海外のオフィス事情はかなり進んでおり、一人ひとりが高いパフォーマンスを出しやすくするため配置や視線をかなり考えて配置しています。

個人のデスクがパーテーションで区切られていて作業を直接見られないようにしているのは当たり前で、中には「自分のデスク」という感覚をなくして自由に仕事環境を選べるようにしているところもあります。

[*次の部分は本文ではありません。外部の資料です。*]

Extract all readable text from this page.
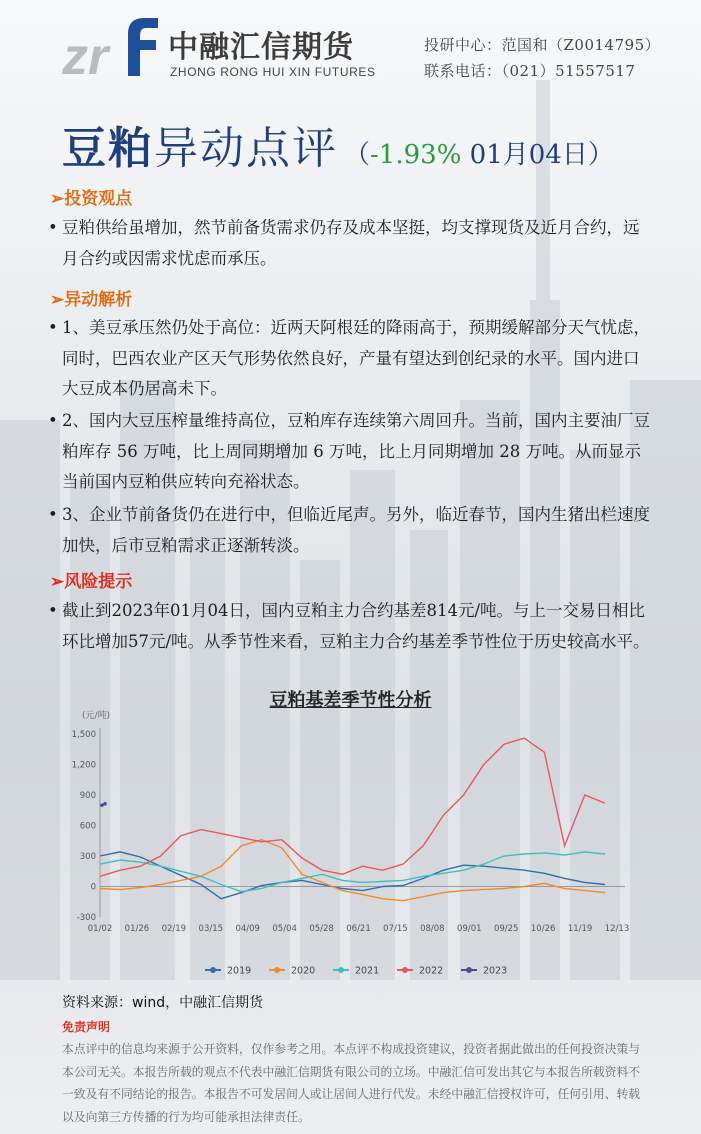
zr 中融汇信期货
ZHONG RONG HUI XIN FUTURES
投研中心：范国和（Z0014795）
联系电话：（021）51557517
豆粕异动点评 （-1.93% 01月04日）
➢投资观点
• 豆粕供给虽增加，然节前备货需求仍存及成本坚挺，均支撑现货及近月合约，远月合约或因需求忧虑而承压。
➢异动解析
• 1、美豆承压然仍处于高位：近两天阿根廷的降雨高于，预期缓解部分天气忧虑，同时，巴西农业产区天气形势依然良好，产量有望达到创纪录的水平。国内进口大豆成本仍居高未下。
• 2、国内大豆压榨量维持高位，豆粕库存连续第六周回升。当前，国内主要油厂豆粕库存 56 万吨，比上周同期增加 6 万吨，比上月同期增加 28 万吨。从而显示当前国内豆粕供应转向充裕状态。
• 3、企业节前备货仍在进行中，但临近尾声。另外，临近春节，国内生猪出栏速度加快，后市豆粕需求正逐渐转淡。
➢风险提示
• 截止到2023年01月04日，国内豆粕主力合约基差814元/吨。与上一交易日相比环比增加57元/吨。从季节性来看，豆粕主力合约基差季节性位于历史较高水平。
豆粕基差季节性分析
(元/吨)
1,500
1,200
900
600
300
0
-300
01/02 01/26 02/19 03/15 04/09 05/04 05/28 06/21 07/15 08/08 09/01 09/25 10/26 11/19 12/13
2019	2020	2021	2022	2023
资料来源：wind，中融汇信期货
免责声明
本点评中的信息均来源于公开资料，仅作参考之用。本点评不构成投资建议，投资者据此做出的任何投资决策与本公司无关。本报告所载的观点不代表中融汇信期货有限公司的立场。中融汇信可发出其它与本报告所载资料不一致及有不同结论的报告。本报告不可发居间人或让居间人进行代发。未经中融汇信授权许可，任何引用、转载以及向第三方传播的行为均可能承担法律责任。
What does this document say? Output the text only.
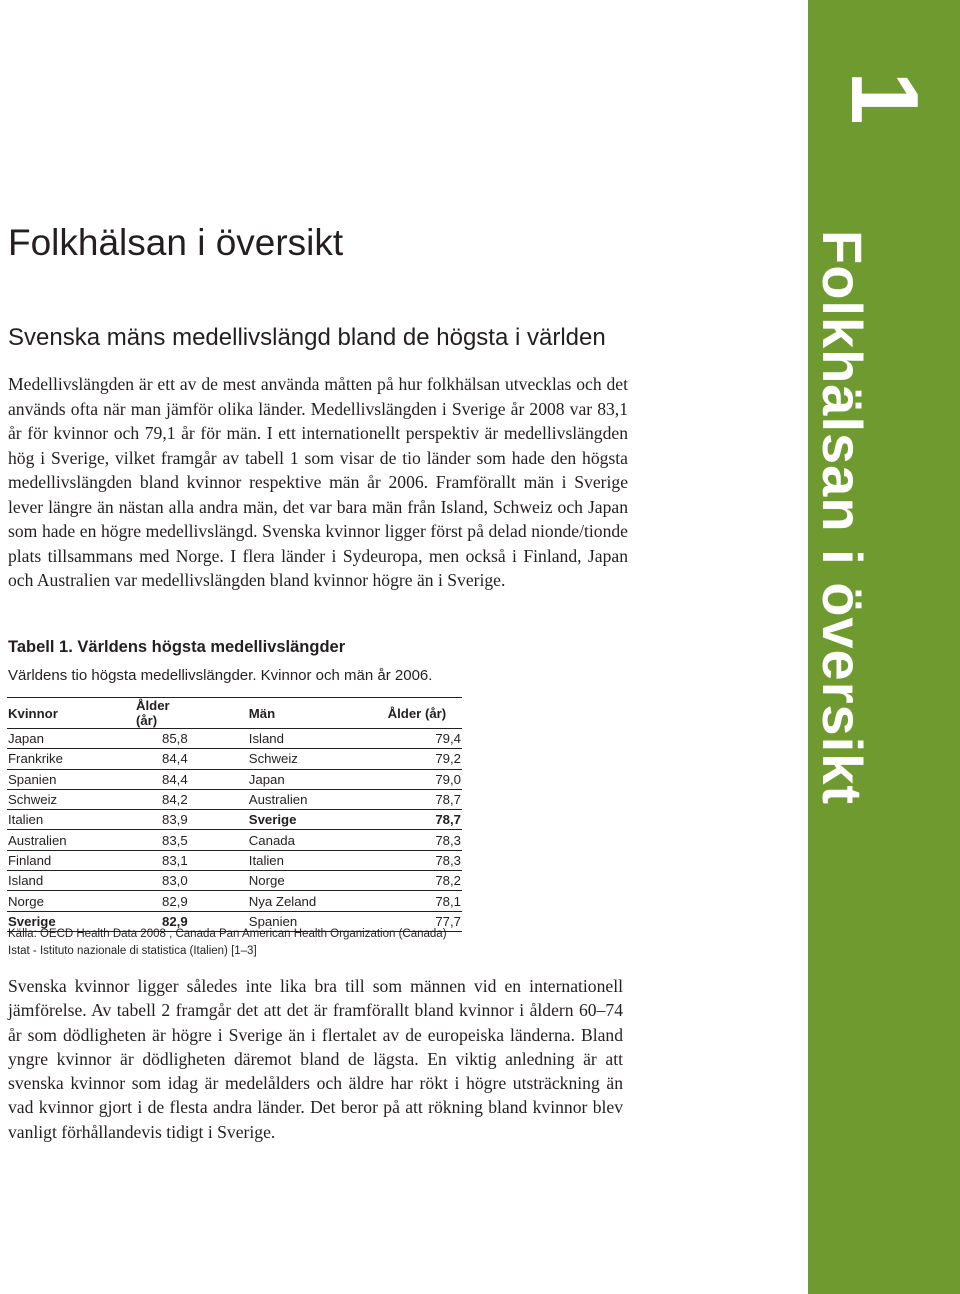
1
Folkhälsan i översikt
Folkhälsan i översikt
Svenska mäns medellivslängd bland de högsta i världen

Medellivslängden är ett av de mest använda måtten på hur folkhälsan utvecklas och det används ofta när man jämför olika länder. Medellivslängden i Sverige år 2008 var 83,1 år för kvinnor och 79,1 år för män. I ett internationellt perspektiv är medellivslängden hög i Sverige, vilket framgår av tabell 1 som visar de tio länder som hade den högsta medellivslängden bland kvinnor respektive män år 2006. Framförallt män i Sverige lever längre än nästan alla andra män, det var bara män från Island, Schweiz och Japan som hade en högre medellivslängd. Svenska kvinnor ligger först på delad nionde/tionde plats tillsammans med Norge. I flera länder i Sydeuropa, men också i Finland, Japan och Australien var medellivslängden bland kvinnor högre än i Sverige.

Tabell 1. Världens högsta medellivslängder

Världens tio högsta medellivslängder. Kvinnor och män år 2006.

Kvinnor	Ålder (år)		Män	Ålder (år)
Japan	85,8		Island	79,4
Frankrike	84,4		Schweiz	79,2
Spanien	84,4		Japan	79,0
Schweiz	84,2		Australien	78,7
Italien	83,9		Sverige	78,7
Australien	83,5		Canada	78,3
Finland	83,1		Italien	78,3
Island	83,0		Norge	78,2
Norge	82,9		Nya Zeland	78,1
Sverige	82,9		Spanien	77,7
Källa: OECD Health Data 2008 , Canada Pan American Health Organization (Canada)
Istat - Istituto nazionale di statistica (Italien) [1–3]

Svenska kvinnor ligger således inte lika bra till som männen vid en internationell jämförelse. Av tabell 2 framgår det att det är framförallt bland kvinnor i åldern 60–74 år som dödligheten är högre i Sverige än i flertalet av de europeiska länderna. Bland yngre kvinnor är dödligheten däremot bland de lägsta. En viktig anledning är att svenska kvinnor som idag är medelålders och äldre har rökt i högre utsträckning än vad kvinnor gjort i de flesta andra länder. Det beror på att rökning bland kvinnor blev vanligt förhållandevis tidigt i Sverige.
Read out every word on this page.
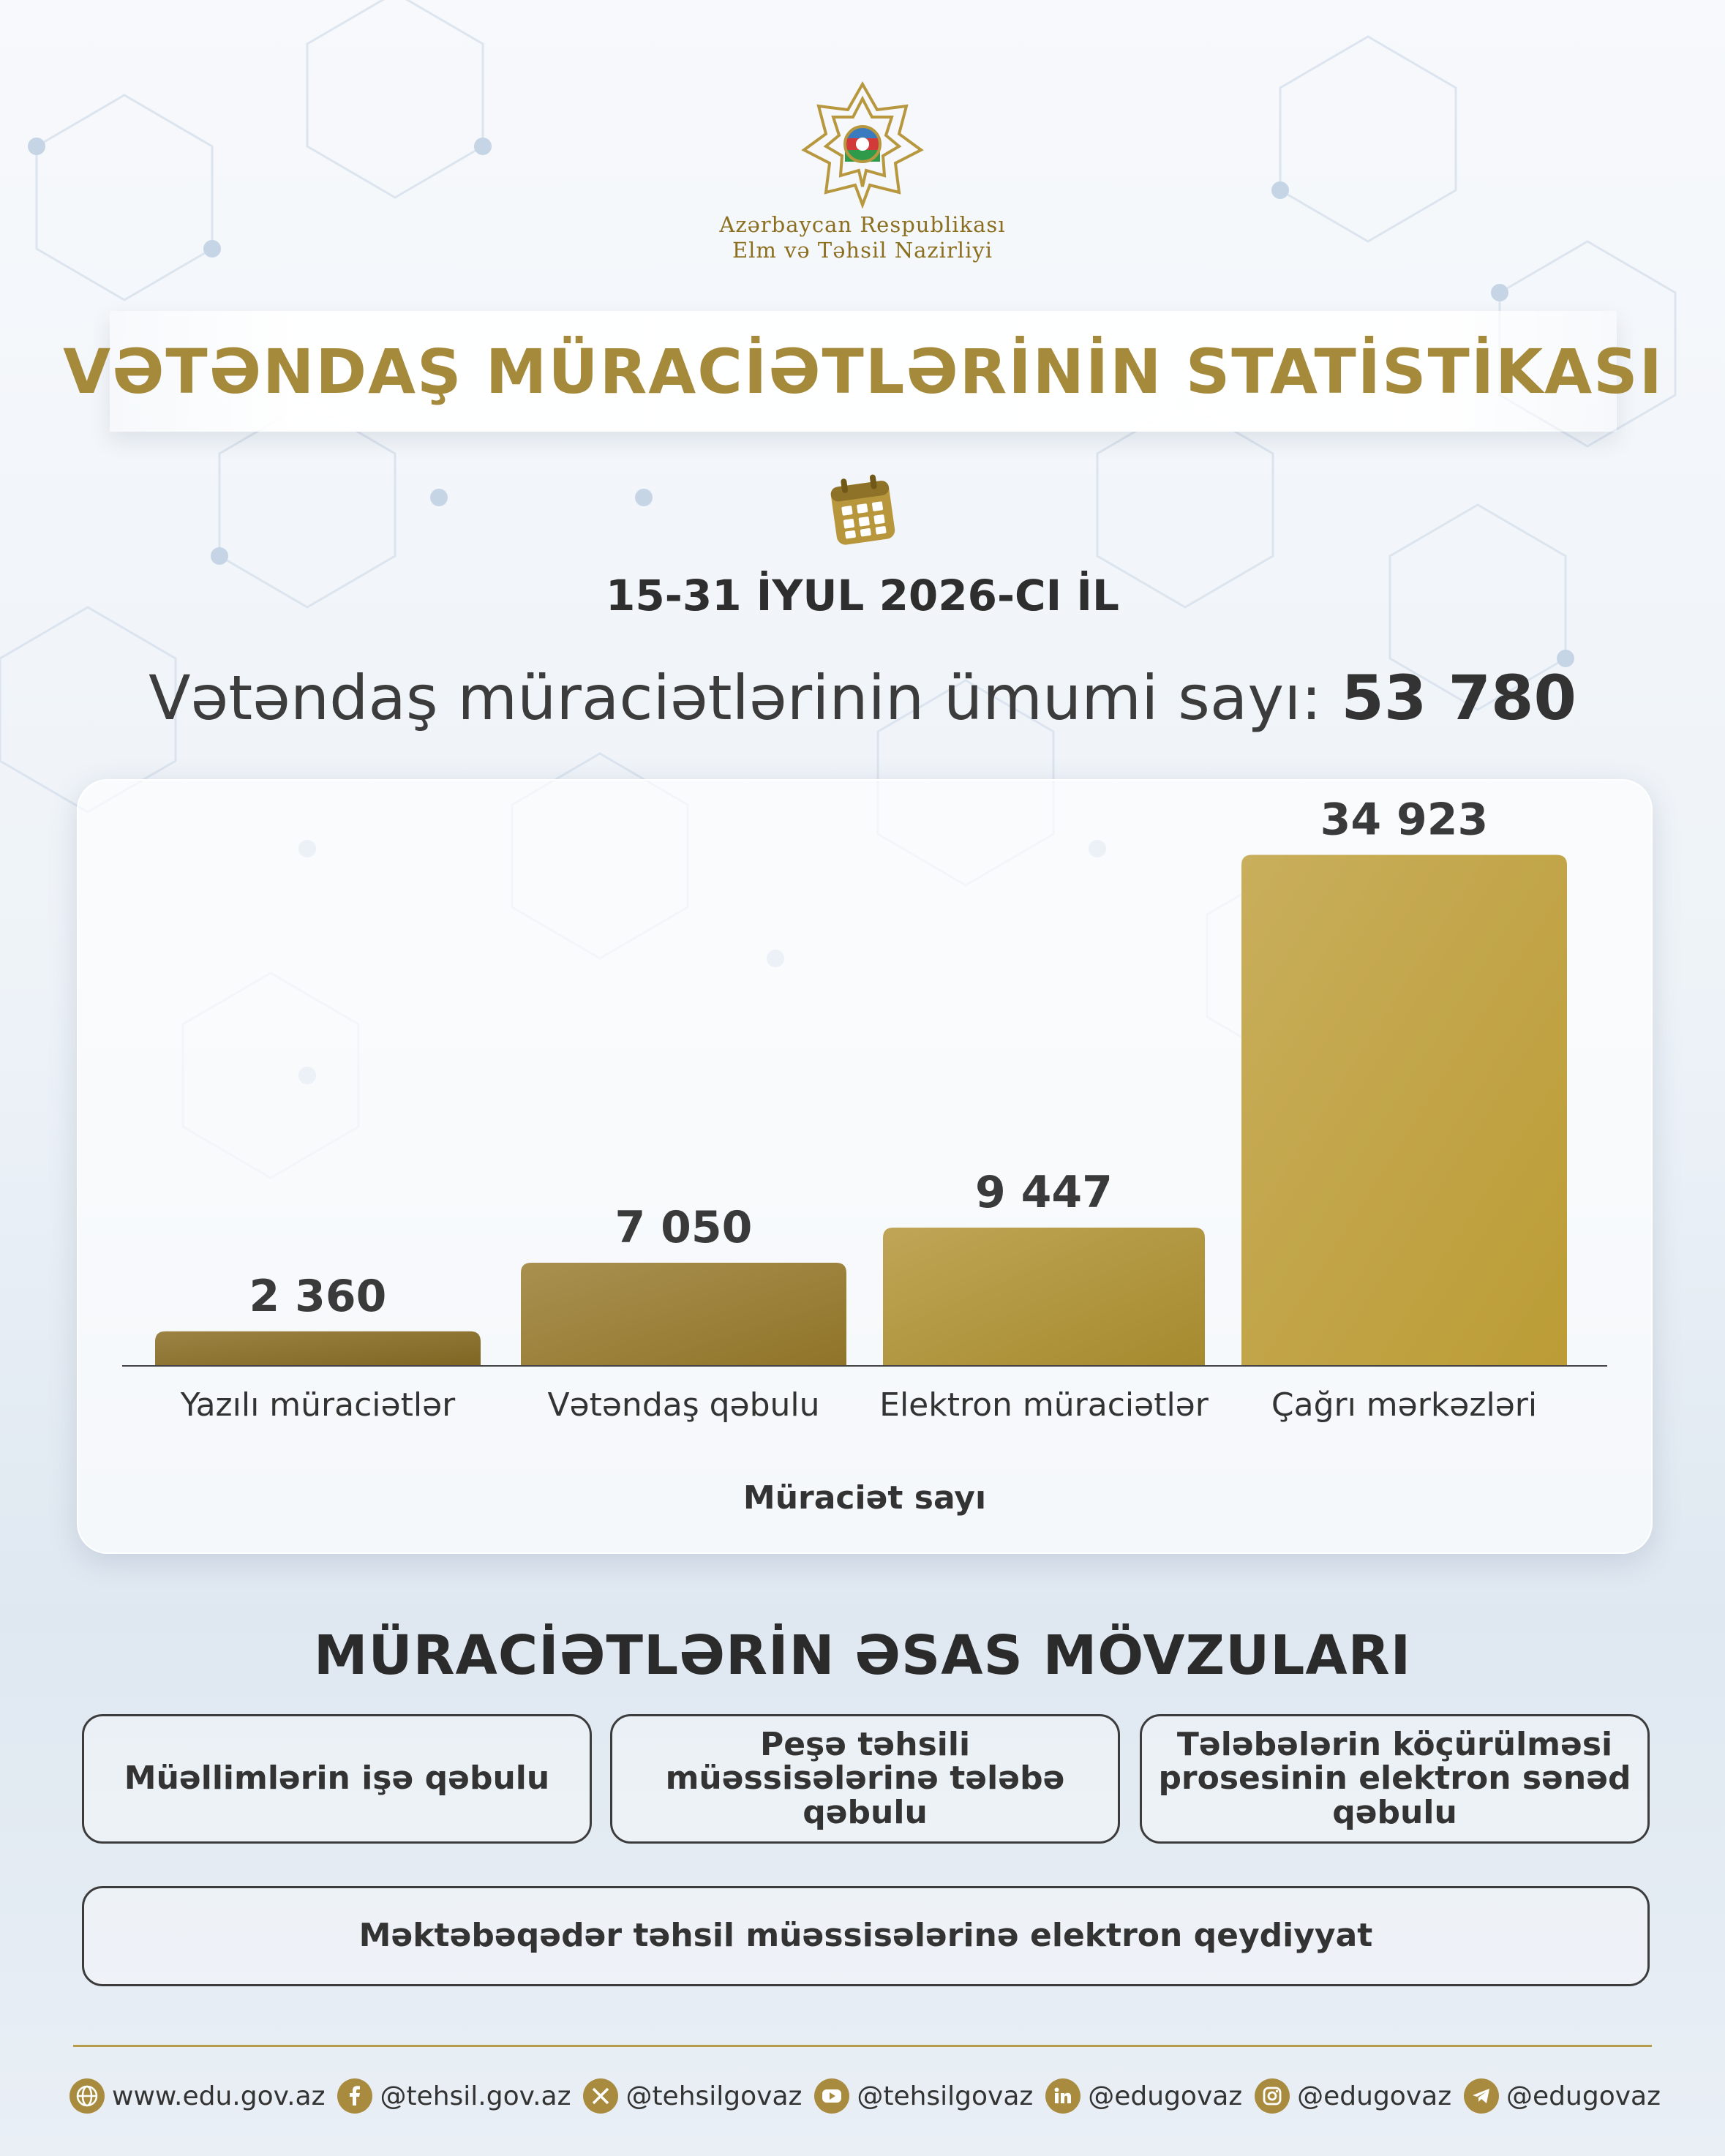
Azərbaycan Respublikası
Elm və Təhsil Nazirliyi
VƏTƏNDAŞ MÜRACİƏTLƏRİNİN STATİSTİKASI
15-31 İYUL 2026-CI İL
Vətəndaş müraciətlərinin ümumi sayı: 53 780
2 360
Yazılı müraciətlər
7 050
Vətəndaş qəbulu
9 447
Elektron müraciətlər
34 923
Çağrı mərkəzləri
Müraciət sayı
MÜRACİƏTLƏRİN ƏSAS MÖVZULARI
Müəllimlərin işə qəbulu
Peşə təhsili müəssisələrinə tələbə qəbulu
Tələbələrin köçürülməsi prosesinin elektron sənəd qəbulu
Məktəbəqədər təhsil müəssisələrinə elektron qeydiyyat
www.edu.gov.az @tehsil.gov.az @tehsilgovaz @tehsilgovaz @edugovaz @edugovaz @edugovaz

こうした自由なデスクを選べるオフィスのことを「フリーアドレス」といいますが、これができるようになったのはWi-Fiやスマホといった無線通信が自由に使用できるようになったからです。

固定電話や紙面による書類管理を徹底的に排除することで、どこでも自由に仕事ができるというオフィス環境を実現しました。

邪魔な荷物がなくなり自由に移動ができるようになったことで、より社内でのコミュニケーションが活発化し、よけいな作業が発生しにくくなったというメリットもあります。

日本的オフィスはお互いがそれぞれ監視し合うことによって怠け防止をすることができますが、それはかえって社員一人ひとりの自由な発想を妨げる要因にもなってしまいます。

机が囲まれることで閉鎖的な気分にもなり、常に上司や同僚の目や会話を気にして働くパーソナル空間ゼロという環境を働きづらいと感じる人も多くいることでしょう。

オフィスの光源も作業効率に大きな影響

もう一つオフィスの環境ということで注意してもらいたいこととして「光源」の問題があります。
大きなフロアにデスクを列にして並べるという方法の場合、室内の光源は天井に同じく並列に配置された蛍光灯となります。

室内の蛍光灯は机の位置によって直接当たったり当たらなかったりすることから、それぞれのパソコン・モニターの見え方がかなり変わってきます。

案外意識されていないことが多いのですが、光源によってモニターを長時間見た場合の目の疲れ方はかなり違ってきます。

海外の住宅やオフィスでは間接照明が多く使用されていますが、あれはオシャレ目的ではなく、どのデスクも目に優しい光源が入るようにという工夫をしているのです。

理想的なオフィスの光源は、全体をほのかに明るくする光と、手元を明るくするという2ヶ所によって作られます。